Se bem que ele poderia perguntar sobre Rubem Fonseca e, em seguida: "Por falar nisso, como estão as mulatas, o futebol, o samba e as praias?" Acho que eles não se anulam.

Anônimo disse...

Prezado Zanfra
Pode ser uma grande ingenuidade minha,mas acho que o problema está ligado a cacifes sim. Penso que com toda a crise que está por aí (me sinto meio ridícula falando assim...mas), está com cacife menor aquele que bateu o pé mais forte. Escreva o que lhe digo....a Brasiliense editará a próxima obra de Rubem Fonseca. Assim, poderemos desfrutar do estilo lacônico e daquele muito claro,abordando variáveis possíveis de forma bem elucidadora, o seu.
Sonia Carotta

Marco Antonio Zanfra disse...

Grande sacada, Sônia! Eu estaria às portas da realização se fosse "colega de editora" de meu ídolo Rubem Fonseca.

Cintia disse...

Mas conta ai.. Foi por sua causa que ele rompeu com a Cia. da Letras? Tentou intervir por voce, nao conseguiu, decidiu rompar..
O Chico continua na Cia. NAo e a filha dele que e casada com o filho do Runbem?
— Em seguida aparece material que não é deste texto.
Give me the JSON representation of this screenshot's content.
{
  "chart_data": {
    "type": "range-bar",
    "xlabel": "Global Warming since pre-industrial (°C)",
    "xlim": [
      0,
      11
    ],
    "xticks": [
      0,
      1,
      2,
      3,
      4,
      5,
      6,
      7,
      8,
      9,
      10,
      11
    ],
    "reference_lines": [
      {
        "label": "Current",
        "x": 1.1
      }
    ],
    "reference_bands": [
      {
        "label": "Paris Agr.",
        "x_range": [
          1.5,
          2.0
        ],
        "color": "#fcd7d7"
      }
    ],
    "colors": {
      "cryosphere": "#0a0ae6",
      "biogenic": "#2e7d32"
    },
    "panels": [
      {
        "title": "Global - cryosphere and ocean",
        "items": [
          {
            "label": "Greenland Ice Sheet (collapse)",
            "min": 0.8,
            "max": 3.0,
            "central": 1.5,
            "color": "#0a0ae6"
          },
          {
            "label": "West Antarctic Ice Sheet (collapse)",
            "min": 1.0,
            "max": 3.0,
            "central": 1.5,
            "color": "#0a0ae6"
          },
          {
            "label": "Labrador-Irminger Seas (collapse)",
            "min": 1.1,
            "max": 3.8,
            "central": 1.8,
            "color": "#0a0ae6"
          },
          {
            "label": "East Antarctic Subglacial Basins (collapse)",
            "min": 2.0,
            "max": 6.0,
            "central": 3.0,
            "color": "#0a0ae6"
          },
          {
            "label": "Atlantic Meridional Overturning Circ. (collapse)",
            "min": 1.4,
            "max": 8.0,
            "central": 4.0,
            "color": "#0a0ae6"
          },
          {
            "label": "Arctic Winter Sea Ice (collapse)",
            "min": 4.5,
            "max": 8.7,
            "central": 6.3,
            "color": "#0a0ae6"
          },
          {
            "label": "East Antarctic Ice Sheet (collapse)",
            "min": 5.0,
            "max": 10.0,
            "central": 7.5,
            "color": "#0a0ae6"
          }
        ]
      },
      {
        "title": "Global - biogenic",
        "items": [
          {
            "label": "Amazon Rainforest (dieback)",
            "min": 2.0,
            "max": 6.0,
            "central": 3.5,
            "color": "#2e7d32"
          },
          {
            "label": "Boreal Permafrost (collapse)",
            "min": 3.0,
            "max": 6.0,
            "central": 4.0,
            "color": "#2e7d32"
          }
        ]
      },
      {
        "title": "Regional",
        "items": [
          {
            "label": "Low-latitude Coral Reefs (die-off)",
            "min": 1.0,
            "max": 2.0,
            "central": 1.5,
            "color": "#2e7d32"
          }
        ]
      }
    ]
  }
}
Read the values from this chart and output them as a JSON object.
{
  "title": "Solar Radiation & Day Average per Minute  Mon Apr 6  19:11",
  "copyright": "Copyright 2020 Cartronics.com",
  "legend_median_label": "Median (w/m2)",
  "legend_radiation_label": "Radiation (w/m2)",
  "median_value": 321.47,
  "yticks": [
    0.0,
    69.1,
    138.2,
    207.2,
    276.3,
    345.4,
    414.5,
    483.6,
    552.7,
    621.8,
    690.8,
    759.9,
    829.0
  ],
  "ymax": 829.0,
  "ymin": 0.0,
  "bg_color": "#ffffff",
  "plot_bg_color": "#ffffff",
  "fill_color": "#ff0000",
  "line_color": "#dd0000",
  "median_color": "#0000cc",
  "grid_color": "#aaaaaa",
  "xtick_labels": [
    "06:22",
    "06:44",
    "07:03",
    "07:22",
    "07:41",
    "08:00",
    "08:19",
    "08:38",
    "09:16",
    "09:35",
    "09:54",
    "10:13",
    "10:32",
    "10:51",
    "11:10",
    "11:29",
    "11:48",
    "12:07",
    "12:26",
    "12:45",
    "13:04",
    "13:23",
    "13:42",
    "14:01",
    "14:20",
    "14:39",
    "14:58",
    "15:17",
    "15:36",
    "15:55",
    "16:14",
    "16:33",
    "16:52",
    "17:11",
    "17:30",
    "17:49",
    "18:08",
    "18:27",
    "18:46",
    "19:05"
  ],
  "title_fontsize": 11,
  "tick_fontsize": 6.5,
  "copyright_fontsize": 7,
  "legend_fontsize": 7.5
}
Marco Antonio Zanfra disse...

Conta-se que ele apadrinhou alguns autores publicados pela Companhia das Letras, mas não fui dos iluminados a merecer esse privilégio. Quanto à sua ligação com o Chico, me parece apenas uma relação de compadrio: o escritor seria padrinho de um dos netos do compositor (possivelmente o que é filho do Carlinhos Brown).

Bonassoli disse...

A pergunta que importa mesmo é: quando vou ter o prazer de comprar "As Covas Gêmeas"?

Marco Antonio Zanfra disse...

Boa pergunta. Assim que souber a resposta, respondo.

Blog do Morani disse...

11.05.09

A pergunta que eu lhe faria é justamente a que fez Bonassoli. Declino fazê-la por já ter a resposta. Espero a confirmação.